Like most milk companies of the day, they also maintained plants/bottling stations in rural areas. During the mid-teens, a partial list of locations included; Grand Summit, Kirkwood, Monroe and Oxford, all in upstate New York.The company also maintained similar facilities in New Jersey.
It appears that by 1920 the success of the business had begun to turn. Only two of the six Brooklyn locations (Flatbush and Flushing) were listed in the 1920 telephone directory and in 1924-1925 only Flatbush was listed. There were no listings for them by 1927.
While they were in business, the company was apparently innovative, kept abreast of current trends and was quick to incorporate new ideas and technology into the business. They were also not shy about informing the public of this through advertising.
The first milk pasteurization equipment installed in the United States was by Sheffield Farms in 1891. Campbell must have been right behind them because by September of 1894 they were advertising pasteurized milk. New York did not require it until 1914.

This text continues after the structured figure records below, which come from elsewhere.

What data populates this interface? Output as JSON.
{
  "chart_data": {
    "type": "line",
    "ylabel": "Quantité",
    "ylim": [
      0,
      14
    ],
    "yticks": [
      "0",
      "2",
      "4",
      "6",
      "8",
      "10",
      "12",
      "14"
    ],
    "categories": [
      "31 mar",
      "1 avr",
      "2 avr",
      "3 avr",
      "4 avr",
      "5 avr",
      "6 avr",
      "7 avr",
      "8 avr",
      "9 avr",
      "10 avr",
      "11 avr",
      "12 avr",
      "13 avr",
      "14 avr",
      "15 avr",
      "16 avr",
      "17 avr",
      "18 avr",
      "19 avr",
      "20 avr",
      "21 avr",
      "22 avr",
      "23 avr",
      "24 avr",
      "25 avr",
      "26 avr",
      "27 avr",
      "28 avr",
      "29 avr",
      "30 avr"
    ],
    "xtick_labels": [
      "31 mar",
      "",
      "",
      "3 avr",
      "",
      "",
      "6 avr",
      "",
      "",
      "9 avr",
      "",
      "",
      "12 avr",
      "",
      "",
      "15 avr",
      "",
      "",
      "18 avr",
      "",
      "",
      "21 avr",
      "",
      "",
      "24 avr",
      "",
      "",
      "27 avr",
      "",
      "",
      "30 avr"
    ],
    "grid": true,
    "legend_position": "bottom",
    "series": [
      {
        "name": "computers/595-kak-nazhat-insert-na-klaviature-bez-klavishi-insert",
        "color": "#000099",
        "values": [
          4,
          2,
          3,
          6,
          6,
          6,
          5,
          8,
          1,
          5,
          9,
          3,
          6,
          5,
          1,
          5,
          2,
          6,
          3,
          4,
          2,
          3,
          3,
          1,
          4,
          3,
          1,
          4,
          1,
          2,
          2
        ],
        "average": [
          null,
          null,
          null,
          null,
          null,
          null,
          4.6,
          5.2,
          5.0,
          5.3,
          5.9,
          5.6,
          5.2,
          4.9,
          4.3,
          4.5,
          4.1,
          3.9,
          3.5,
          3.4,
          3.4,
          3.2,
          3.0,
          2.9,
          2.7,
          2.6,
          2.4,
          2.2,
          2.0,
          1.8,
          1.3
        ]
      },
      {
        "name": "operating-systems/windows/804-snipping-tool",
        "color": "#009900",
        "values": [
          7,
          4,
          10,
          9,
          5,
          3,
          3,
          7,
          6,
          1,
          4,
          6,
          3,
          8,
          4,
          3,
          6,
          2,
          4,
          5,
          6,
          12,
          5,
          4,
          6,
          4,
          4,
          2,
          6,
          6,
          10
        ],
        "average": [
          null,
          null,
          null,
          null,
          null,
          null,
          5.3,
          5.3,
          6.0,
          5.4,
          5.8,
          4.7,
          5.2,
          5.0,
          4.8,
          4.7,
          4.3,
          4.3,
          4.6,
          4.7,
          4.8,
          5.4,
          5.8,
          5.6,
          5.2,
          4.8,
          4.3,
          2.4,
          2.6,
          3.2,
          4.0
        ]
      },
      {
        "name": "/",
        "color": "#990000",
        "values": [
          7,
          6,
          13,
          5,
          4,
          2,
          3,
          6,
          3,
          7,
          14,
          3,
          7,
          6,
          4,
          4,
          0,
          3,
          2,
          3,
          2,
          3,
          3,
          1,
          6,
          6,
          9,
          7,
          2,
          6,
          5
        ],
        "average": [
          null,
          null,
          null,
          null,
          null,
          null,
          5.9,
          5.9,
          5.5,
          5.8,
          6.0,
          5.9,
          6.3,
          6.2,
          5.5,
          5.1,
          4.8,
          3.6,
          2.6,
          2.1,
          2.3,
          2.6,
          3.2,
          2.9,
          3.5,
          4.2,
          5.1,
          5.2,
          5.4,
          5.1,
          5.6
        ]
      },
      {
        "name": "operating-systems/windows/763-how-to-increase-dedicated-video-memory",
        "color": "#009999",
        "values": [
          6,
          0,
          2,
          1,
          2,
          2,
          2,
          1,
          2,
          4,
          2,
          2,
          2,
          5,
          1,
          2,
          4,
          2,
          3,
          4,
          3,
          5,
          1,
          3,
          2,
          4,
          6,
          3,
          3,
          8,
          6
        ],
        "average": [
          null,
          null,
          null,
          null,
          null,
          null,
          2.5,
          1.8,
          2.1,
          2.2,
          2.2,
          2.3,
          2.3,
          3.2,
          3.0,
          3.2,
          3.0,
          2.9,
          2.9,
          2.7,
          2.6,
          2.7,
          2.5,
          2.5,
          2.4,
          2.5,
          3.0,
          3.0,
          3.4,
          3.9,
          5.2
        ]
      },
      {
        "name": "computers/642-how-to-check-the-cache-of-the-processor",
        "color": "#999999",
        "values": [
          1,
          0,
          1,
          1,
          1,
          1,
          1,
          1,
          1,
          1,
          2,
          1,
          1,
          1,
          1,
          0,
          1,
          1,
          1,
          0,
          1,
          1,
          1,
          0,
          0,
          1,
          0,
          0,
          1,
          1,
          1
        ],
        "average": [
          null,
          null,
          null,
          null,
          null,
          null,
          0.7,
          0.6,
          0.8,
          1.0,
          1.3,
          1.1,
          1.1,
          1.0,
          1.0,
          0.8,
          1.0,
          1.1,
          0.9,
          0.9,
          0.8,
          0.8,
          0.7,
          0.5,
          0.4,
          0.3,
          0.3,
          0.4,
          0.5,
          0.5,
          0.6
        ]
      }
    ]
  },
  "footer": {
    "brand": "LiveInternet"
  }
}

They also claimed to be the first company to use glass milk bottles in lieu of the can and dipper method. This 1915 advertisement implies that they accomplished this 37 years prior, circa 1878.
The industry standard, Dr Henry Thatcher’s “Common Sense Milk Jar” wasn’t patented until 1884 and wasn’t in general use for a few years after that, so Campbell was either ahead of the curve or stretching the truth in his advertisements.
There’s no sign of 802 Fulton Street today. The Brooklyn Tech High School athletic field now occupies the site.
The bottle I found is a machine made quart and probably from the mid-teens. It exactly matches the bottle in a March 1915 Campbell advertisement.